Davaya konu edilen tapu kaydını oluşturan işlemin kesinleşen idari yargı kararıyla ortadan kaldırılması halinde, tapu kaydı kendiliğinden hükümsüz hale gelmez. Kesinleşen bu idari karar, ilgilisine kadastral sicilin ihyası (kadastral duruma dönülmesi) için talep ve dava hakkı verir. Bu durumda hukuki dayanağı kalmayan ve bu sebeple yolsuz tescil niteliğini taşıyan imar parsellerinin tapudaki kaydının iptali ile imar öncesi kadastral parsele dönüştürülmesine karar verilmesi gerekir.
DAVA: Taraflar arasında görülen davada; davacılar, maliki bulundukları 1445 ada 4 nolu parselin, imar uygulaması sonucu davalılardan Hüseyin adına 1446 ada 6-7 nolu imar parselleri olarak tescil edildiğini ileri sürüp; iptal ve tescil isteğinde bulunmuşlardır.
Davalılardan Hüseyin; duruşmalara katılmamış, bir cevap da vermemiş, diğer davalılar ise, davanın reddini savunmuşlardır.
Mahkemece, davalı idare tarafından yapılan imar uygulamasının iptal edildiği, davanın konusunun kalmadığı gerekçesiyle, hüküm kurulmasına yer olmadığına karar verilmiştir.
Karar, davacılar vekili ve davalılardan Tapu Kadastro Müdürlüğü vekili tarafından süresinde temyiz edilmiş olmakla; Tetkik Hakimi raporu okundu, düşüncesi alındı.
Dosya incelendi gereği görüşülüp düşünüldü: K: Dava, imar uygulaması sonucu oluşan imar parsellerinin iptal ve tescili isteğine ilişkindir.
Mahkemece, imar uygulamasının idari yargı yerinde iptal edildiğinden sözedilerek, karar verilmesine yer olmadığına şeklinde hüküm kurulmuştur.

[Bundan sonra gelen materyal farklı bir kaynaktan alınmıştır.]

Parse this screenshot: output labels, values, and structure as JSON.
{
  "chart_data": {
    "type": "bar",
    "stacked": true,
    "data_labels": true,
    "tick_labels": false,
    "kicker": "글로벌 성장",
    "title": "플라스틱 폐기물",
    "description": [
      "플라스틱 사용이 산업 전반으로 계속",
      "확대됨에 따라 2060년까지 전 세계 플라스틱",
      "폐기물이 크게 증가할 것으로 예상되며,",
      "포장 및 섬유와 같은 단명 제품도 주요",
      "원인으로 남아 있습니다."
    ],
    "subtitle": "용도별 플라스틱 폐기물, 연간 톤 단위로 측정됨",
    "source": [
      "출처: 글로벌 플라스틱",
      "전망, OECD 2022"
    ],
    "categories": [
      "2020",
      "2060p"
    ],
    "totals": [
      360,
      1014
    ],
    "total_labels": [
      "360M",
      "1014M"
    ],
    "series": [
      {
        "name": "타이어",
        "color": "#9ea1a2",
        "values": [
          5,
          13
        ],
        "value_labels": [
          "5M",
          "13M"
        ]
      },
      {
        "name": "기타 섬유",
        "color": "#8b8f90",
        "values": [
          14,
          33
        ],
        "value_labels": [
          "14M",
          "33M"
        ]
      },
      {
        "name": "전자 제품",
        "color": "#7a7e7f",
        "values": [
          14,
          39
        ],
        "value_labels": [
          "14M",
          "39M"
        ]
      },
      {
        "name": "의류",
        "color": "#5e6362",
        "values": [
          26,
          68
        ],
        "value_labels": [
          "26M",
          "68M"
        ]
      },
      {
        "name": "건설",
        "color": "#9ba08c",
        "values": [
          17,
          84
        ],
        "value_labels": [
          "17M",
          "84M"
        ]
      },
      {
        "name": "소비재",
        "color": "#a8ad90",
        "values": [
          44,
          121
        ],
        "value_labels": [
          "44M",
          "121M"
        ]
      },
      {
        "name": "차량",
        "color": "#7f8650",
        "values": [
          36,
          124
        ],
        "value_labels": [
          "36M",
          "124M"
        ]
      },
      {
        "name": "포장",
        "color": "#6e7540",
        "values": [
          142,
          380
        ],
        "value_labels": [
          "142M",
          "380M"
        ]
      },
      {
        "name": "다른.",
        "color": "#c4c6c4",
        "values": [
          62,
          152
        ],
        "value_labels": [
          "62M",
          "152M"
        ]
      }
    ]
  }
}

Bilindiği üzere, kadastral parsellerin imar uygulamasına tabi tutulması halinde kadastral kayıtların iptal edilerek imar parsellerine dönüştürüldüğü ve yeni sicillerin oluşturulduğu kuşkusuzdur. Davaya konu edilen tapu kaydını oluşturan işlemin kesinleşen idari yargı kararıyla ortadan kaldırılması halinde, tapu kaydı kendiliğinden hükümsüz hale gelmez. Kesinleşen bu idari karar, ilgilisine kadastral sicilin ihyası (kadastral duruma dönülmesi) için talep ve dava hakkı verir.
O halde, hukuki dayanağı kalmayan ve bu sebeple yolsuz tescil niteliğini taşıyan imar parsellerinin tapudaki kaydının iptali ile imar öncesi kadastral parsele dönüştürülmesine karar verilmesi gerekirken yazılı olduğu üzere hüküm kurulması isabetsizdir.
Ayrıca, imar şuyulandırma işlemine herhangi bir katılımı bulunmayan Tapu Sicil Müdürlüğüne davada husumet yönetilmesi de doğru değildir.
Davacı ve davalılardan Tapu Kadastro Genel Müdürlüğünün temyiz itirazları yerindedir.
SONUÇ: Kabulü ile hükmün açıklanan nedenlerden ötürü HUMK: nun 428. maddesi gereğince BOZULMASINA, peşin alınan harcın temyiz edene geri verilmesine, 18.2.2004 tarihinde oybirliğiyle karar verildi.